Etienne was born at Versailles in 1775, where his father was a steward for King Louis XVI. Young Etienne performed as a chorister in the Chapel Royal. This lifestyle was to come to an abrupt end with the French Revolution in 1789. People associated with the King were hunted down and many were slaughtered. Etienne often found himself begging for bread, but he survived and, being an able man of good character, became a secretary to a general, travelling through Europe. Then he became a soldier in the French army and saw active service. Eventually wounded by a British sabre in Spain in 1809, he was brought to England as a prisoner of war and was released at Northampton at the end of hostilities.

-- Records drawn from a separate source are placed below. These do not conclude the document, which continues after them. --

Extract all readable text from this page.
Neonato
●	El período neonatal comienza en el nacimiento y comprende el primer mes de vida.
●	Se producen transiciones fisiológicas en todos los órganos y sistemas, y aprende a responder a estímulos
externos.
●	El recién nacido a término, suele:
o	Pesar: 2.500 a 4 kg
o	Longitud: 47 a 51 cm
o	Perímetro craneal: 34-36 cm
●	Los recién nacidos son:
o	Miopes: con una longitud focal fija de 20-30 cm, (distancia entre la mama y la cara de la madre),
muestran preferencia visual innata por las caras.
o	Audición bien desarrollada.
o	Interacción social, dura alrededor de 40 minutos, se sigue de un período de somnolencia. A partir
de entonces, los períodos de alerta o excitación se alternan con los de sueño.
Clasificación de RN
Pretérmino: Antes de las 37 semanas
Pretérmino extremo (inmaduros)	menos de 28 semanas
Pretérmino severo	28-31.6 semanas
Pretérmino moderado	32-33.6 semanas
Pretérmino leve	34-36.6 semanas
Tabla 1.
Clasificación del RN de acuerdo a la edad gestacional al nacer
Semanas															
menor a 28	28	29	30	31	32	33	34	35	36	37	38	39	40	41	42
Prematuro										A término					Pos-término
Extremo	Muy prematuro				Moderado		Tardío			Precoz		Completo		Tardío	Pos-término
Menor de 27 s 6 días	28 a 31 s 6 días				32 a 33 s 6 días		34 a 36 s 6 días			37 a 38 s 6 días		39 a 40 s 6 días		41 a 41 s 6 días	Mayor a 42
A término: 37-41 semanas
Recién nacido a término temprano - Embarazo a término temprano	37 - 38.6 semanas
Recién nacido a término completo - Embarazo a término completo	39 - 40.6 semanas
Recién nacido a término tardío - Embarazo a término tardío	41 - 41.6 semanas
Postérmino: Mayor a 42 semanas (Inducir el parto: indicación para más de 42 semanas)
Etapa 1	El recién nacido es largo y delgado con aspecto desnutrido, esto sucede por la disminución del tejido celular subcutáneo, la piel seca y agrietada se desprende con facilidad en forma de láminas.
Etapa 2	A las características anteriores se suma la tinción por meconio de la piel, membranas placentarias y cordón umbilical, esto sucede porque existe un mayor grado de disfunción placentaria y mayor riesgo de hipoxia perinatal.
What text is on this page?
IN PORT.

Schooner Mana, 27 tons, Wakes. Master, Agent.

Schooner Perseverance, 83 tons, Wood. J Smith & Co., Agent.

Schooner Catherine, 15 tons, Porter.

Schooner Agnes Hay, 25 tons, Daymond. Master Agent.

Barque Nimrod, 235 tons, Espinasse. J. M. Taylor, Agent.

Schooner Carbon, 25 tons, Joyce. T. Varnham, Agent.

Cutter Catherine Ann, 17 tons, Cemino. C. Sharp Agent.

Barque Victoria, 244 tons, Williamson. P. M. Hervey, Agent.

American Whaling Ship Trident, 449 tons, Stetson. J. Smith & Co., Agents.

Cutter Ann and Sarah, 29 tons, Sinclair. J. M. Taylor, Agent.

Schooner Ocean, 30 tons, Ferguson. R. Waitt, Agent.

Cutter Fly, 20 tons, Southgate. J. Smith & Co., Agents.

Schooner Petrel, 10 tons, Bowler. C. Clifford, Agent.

In 1812, aged 36, he married 20 year old Sophia within the Church of England, having converted from Catholicism. Etienne’s occupation was given as a ‘French Prisoner of War’. Sophia had been orphaned at the age of six and her siblings were agricultural labourers. Etienne and Sophia settled in Halifax. Etienne was listed in an 1818 trade directory working in ‘British Lace manufacture, wool shops’, before teaching French.

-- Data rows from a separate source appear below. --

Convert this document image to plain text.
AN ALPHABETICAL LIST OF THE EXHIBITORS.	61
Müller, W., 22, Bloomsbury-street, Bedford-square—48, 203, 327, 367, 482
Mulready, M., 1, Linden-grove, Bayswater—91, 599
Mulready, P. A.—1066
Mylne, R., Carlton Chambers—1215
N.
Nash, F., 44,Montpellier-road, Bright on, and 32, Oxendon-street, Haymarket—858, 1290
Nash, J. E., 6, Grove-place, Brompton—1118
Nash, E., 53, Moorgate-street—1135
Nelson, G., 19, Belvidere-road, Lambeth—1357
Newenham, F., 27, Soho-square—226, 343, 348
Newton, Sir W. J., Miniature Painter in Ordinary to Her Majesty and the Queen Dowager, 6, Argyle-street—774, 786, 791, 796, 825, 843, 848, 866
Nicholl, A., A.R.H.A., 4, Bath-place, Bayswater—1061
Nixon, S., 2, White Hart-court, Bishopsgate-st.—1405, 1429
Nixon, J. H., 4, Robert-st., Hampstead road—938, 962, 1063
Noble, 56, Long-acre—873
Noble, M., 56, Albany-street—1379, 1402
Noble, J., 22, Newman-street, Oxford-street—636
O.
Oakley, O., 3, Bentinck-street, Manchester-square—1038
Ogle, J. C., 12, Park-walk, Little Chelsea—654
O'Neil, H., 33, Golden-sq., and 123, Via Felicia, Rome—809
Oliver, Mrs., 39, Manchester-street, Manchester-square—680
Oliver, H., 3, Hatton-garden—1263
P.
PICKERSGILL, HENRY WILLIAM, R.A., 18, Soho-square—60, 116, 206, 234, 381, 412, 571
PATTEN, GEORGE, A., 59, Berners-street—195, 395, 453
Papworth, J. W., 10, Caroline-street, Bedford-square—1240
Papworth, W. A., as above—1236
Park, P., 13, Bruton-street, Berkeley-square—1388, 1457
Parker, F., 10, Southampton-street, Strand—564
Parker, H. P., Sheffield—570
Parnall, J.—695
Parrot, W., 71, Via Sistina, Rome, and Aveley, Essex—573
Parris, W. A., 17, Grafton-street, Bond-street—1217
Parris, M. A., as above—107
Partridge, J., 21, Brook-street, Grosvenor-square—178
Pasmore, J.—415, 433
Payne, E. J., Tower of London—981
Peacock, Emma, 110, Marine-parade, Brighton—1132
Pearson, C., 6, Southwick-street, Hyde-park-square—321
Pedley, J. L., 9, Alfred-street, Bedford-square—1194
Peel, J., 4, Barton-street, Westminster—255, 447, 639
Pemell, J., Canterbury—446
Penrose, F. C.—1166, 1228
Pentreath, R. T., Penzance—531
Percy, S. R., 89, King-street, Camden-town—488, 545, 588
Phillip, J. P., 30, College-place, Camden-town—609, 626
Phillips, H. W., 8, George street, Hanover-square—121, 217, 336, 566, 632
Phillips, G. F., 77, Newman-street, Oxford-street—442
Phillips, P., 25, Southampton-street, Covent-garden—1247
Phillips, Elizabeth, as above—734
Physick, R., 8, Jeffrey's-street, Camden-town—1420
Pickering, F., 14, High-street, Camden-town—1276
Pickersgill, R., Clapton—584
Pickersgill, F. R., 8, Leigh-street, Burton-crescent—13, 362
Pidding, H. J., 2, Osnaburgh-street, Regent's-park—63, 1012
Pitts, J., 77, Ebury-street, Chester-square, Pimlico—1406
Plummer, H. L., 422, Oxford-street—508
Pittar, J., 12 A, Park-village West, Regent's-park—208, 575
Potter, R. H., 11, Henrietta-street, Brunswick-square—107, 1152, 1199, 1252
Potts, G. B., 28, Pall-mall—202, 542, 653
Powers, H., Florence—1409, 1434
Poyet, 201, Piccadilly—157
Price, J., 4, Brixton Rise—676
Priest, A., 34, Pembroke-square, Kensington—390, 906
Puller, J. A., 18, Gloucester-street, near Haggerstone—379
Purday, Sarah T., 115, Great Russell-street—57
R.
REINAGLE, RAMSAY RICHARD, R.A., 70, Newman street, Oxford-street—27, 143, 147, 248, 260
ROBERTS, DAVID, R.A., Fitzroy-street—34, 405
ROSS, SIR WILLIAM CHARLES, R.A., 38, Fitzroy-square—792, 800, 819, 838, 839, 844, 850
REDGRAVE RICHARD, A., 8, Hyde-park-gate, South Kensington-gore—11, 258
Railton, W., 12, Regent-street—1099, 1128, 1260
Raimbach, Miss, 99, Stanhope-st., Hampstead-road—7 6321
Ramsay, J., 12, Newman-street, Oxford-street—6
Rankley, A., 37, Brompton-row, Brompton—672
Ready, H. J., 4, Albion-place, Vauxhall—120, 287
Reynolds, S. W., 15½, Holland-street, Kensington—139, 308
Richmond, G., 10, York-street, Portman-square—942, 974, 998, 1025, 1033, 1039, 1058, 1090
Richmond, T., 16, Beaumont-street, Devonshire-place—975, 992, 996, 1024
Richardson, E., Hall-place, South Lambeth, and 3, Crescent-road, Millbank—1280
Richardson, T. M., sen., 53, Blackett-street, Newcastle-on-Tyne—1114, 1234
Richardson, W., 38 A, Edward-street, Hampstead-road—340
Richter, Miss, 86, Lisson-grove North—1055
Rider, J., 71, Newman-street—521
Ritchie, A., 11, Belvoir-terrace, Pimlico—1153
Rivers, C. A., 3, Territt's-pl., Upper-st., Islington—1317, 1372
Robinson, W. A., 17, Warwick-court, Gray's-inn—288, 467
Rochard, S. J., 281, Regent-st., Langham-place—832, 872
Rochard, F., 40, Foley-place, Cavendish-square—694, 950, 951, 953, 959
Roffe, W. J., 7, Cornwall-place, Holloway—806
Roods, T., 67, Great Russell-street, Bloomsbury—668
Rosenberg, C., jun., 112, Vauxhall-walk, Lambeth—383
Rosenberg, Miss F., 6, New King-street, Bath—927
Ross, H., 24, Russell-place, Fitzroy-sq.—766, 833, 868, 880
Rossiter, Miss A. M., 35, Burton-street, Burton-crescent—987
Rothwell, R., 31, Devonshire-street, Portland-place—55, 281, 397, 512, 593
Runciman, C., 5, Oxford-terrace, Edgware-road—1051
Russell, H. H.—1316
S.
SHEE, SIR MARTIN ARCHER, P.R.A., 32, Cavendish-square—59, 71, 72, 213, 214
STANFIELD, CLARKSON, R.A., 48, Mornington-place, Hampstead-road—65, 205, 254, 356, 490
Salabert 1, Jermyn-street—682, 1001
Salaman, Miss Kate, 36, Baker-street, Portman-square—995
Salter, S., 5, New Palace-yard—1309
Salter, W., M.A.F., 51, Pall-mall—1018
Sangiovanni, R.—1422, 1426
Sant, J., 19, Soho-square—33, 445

Despite all his adventures, Etienne lived to be 82 years old. He clearly moved in high circles. One of the executors of his will was Sir James Stansfeld from Halifax, who was the first cousin of George Stansfeld and a “radical” liberal MP (or possibly his father James, also an MP, JP for the West Riding and High Court Judge).

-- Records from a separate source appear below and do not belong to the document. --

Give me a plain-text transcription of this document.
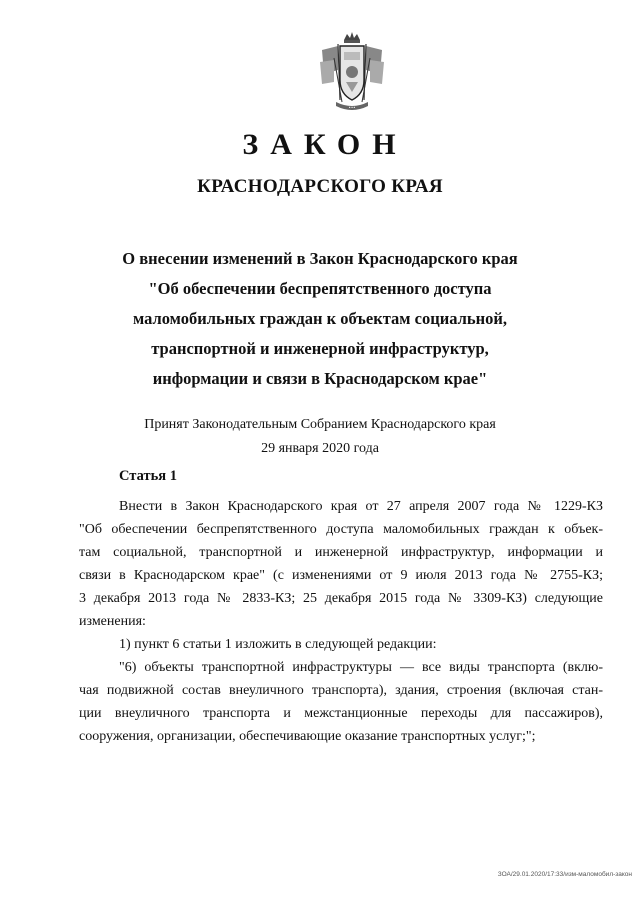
•••
ЗАКОН
КРАСНОДАРСКОГО КРАЯ
О внесении изменений в Закон Краснодарского края
"Об обеспечении беспрепятственного доступа
маломобильных граждан к объектам социальной,
транспортной и инженерной инфраструктур,
информации и связи в Краснодарском крае"
Принят Законодательным Собранием Краснодарского края
29 января 2020 года
Статья 1
Внести в Закон Краснодарского края от 27 апреля 2007 года № 1229-КЗ
"Об обеспечении беспрепятственного доступа маломобильных граждан к объек-
там социальной, транспортной и инженерной инфраструктур, информации и
связи в Краснодарском крае" (с изменениями от 9 июля 2013 года № 2755-КЗ;
3 декабря 2013 года № 2833-КЗ; 25 декабря 2015 года № 3309-КЗ) следующие
изменения:
1) пункт 6 статьи 1 изложить в следующей редакции:
"6) объекты транспортной инфраструктуры — все виды транспорта (вклю-
чая подвижной состав внеуличного транспорта), здания, строения (включая стан-
ции внеуличного транспорта и межстанционные переходы для пассажиров),
сооружения, организации, обеспечивающие оказание транспортных услуг;";
ЗОА/29.01.2020/17:33/изм-маломобил-закон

In the 1840s, the sisters worked as governesses. Maria worked in Settle for John Birkbeck at Anley. Alphonsine worked in Halifax where she taught John Lister, who lived at Shibden Hall and first deciphered the code to Anne Lister’s famous diaries, as portrayed in the series ‘Gentleman Jack’. After the death of both of their parents in the 1850s left them with a sizeable inheritance, the sisters moved to Fern Hill, on Constitution Hill, in Settle, with their aged aunt Sarah Chapman who died in 1863 at the age of 75. They remained there, unmarried, for the rest of their lives. The sisters were rarely seen without one another.
Maria died in 1893 and left her estate to Alphonsine who died in 1912, aged 89, leaving the equivalent to over £1.1million today. Three-quarters of that went to charity. Alphonsine helped with the work of the church and Sunday School for over 40 years. When she retired, she was presented with a purse containing more than 50 guineas with letters from over 80 people. She donated to the Settle church endowment scheme for pew rents, and to a charity set up by Rev. John Robinson, to benefit the aged and infirm of Giggleswick. She also left a legacy to the Halifax infirmary where her father died, together with a portrait of him.
A William Morris stained glass window and plaque in the church reads: ‘To the memory of two sisters devoted to kind and good works. Louisa Mary Jarry died (aged 75) April 17, 1893, Alphonsine Sarah Jarry died November 6, 1912 (aged 90). RIP. Erected AD 1913 by parishioners and friends.’
Their graves lie next to one another by the door of the church.